Learning the lessons of history

By Martin Sieff (China Daily) Updated: 2014-07-16 07:32

Learning the lessons of history

The setback suffered by Japanese Prime Minister Shinzo Abe's Liberal Democratic Party in Sunday's local election should be a warning to Japanese politicians trying to change the country's pacifist Constitution and expand the military's role. The LDP lost the vote to fill the open governor's post in Shiga prefecture in western Japan, which shows Abe's move to build a full-fledged military is against Japanese voters' wishes.

Abe's rightist policies have already strained Japan's relations with its neighbors, such as China and the Republic of Korea, so it's time he changed his mindset.

On July 7, Chinese President Xi Jinping visited the Marco Polo Bridge, setting an example of remembering some of the darkest war crimes of the past century.

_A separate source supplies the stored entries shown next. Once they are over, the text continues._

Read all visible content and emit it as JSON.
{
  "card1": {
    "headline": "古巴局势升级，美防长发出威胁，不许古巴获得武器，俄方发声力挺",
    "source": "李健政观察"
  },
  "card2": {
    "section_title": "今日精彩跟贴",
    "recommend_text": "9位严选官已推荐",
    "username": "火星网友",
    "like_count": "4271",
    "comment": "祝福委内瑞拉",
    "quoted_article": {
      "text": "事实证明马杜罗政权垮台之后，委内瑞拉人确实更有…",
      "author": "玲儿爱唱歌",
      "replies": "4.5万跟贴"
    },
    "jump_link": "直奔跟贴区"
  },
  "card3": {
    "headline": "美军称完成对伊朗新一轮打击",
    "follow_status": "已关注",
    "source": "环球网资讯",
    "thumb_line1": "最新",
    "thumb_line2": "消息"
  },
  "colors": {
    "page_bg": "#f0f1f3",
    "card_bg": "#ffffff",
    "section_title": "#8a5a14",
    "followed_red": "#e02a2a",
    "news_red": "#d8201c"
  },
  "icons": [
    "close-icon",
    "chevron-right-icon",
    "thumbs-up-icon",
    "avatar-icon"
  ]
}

The Marco Polo Bridge Incident (July 7, 1937) marks the beginning of China's War of Resistance Against Japanese Aggression.

We are living in a world that is rapidly becoming more dangerous. New crises are erupting in the Gaza Strip and Iraq, and Ukraine and Northeast Asia. Yet this is also a season of anniversaries. On June 6, the leaders of Europe and the United States gathered in Normandy to commemorate the 70th anniversary of D-Day, which was the beginning of the liberation of Western Europe by the Allies. President Xi's visit to the Marco Polo Bridge was of comparable importance.

It is typical of Western, especially American, myopia that no major leaders came to share the Marco Polo Bridge commemoration. Yet more than 16 million Chinese died in the eight-year War of Resistance Against Japanese Aggression which started more than two years before Nazi Germany invaded Poland on Sept 1, 1939 - the date universally, but wrongly, regarded in the West as the start of World War II.